Teenage children from Marriage #1 sometimes enter the domestic realm from stage right, wait for Harvey to appear in that realm, silently remove cash from his bathrobe pockets, and depart. Every 30 minutes, the wife from Marriage #1 comes in with an attorney singing a demand for cash while the toddlers from Marriage #2 sing “Who is this lady and how does she know our dad?”
Ending: Young wife and various actresses simultaneously pull lawyers down from the heavens. They all rush at Harvey who attempts to flee to a waiting Gulfstream on a runway reading “KSMO” rolled out in front of the stage. As Harvey attempts to depart in the Gulfstream, however, a mob of angry Santa Monicans attack the runway with scissors. Harvey exits the Gulfstream, stumbles on the airstairs, and drops his two suitcases. They open upon hitting the ground, releasing a cloud of cash that obscures all of the players. The curtain falls.
- Daily Mail on Harvey’s week of rehab
- Chuck Palahniuk’s novel Choke, whose protagonist goes to sex addiction meetings
6 thoughts on “Harvey in Rehab”
and it isn’t over until the fat white guy (victim) sings!
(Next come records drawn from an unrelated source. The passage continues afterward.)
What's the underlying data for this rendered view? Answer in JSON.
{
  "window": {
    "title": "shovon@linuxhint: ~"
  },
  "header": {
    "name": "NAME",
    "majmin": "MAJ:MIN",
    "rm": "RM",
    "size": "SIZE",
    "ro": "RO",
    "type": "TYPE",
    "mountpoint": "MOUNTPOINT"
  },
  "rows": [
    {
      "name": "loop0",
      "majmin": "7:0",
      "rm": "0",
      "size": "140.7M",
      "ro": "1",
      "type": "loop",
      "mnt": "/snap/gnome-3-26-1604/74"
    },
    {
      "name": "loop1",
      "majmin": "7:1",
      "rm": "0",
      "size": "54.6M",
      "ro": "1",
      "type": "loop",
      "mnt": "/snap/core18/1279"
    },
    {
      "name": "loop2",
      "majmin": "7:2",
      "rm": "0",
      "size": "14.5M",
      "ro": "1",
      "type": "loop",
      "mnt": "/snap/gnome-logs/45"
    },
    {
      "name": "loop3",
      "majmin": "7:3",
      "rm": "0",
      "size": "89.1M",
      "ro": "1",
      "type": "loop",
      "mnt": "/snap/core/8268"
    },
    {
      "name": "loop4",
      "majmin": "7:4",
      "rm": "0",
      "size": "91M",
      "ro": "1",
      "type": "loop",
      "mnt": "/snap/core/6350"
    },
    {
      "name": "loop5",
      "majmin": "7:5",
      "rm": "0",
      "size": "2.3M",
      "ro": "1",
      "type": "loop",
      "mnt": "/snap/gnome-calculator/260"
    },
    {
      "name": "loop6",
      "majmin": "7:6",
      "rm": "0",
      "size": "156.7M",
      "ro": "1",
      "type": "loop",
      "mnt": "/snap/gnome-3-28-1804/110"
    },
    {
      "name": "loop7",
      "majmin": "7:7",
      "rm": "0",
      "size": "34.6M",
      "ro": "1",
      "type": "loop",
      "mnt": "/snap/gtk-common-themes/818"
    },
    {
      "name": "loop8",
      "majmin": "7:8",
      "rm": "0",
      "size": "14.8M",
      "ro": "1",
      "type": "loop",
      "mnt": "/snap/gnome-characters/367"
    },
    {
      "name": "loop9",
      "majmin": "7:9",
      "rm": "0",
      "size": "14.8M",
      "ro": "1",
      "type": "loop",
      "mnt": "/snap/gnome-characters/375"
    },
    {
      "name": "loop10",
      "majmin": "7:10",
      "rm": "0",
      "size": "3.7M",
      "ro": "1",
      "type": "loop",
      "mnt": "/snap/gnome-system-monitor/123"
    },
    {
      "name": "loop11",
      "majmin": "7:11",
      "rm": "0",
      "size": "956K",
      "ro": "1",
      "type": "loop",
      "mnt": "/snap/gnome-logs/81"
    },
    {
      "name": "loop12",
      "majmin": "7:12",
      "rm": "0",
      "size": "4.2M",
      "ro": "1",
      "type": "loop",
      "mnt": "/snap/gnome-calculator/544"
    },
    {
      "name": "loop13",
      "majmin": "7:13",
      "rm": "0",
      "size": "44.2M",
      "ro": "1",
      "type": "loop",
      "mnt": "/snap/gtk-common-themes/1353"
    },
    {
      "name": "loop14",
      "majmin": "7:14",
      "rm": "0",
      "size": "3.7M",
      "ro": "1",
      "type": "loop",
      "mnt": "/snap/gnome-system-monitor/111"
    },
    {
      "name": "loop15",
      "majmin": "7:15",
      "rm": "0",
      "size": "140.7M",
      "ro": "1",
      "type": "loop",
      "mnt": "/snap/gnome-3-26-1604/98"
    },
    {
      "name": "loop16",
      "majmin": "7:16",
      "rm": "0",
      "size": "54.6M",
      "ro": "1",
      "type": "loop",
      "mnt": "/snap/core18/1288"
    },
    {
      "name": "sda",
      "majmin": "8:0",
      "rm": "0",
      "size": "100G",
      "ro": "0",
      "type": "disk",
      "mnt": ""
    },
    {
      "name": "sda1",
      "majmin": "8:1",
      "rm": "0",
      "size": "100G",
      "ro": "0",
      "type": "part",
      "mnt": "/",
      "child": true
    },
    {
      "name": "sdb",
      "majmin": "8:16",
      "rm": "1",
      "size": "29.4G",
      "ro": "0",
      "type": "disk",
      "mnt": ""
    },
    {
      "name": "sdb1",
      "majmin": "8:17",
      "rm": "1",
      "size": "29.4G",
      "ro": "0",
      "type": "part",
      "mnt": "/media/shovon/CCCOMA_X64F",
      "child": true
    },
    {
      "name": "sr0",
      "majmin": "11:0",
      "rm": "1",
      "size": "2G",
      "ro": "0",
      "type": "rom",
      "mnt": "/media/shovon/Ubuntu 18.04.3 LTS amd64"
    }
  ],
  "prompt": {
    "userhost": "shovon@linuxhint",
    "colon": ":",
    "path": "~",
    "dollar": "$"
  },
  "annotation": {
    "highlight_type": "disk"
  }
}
@Philg, your ending needs some rework. Here is my suggestion:
After the curtain falls as the audiences are on their feet cheering for a well performed Opera, a Gulfstream flies across the stage with pilot — Philg — looking at the audiences. He gives a big smile and a bright white light emits from his teeth which momentarily blinding the audience.
How about a duet between a single mother and a gaggle of child, where the children build upon the theme “say Harvey’s my dad” while the mom, anxious and introspecting, interjects counterpoints, “But I never slept with that man…”; “how can I make him your father..”; “yes you deserve a fat wallet for a daddy, but how, how, how!”
Ha! Outstanding! Can’t wait for the next opera in the trilogy.
Pretty good. I often think about parodies I would make and this one would be very entertaining.
Just get a Pavarotti look-a-like to play Harvey and sing Nessun dorma at the end.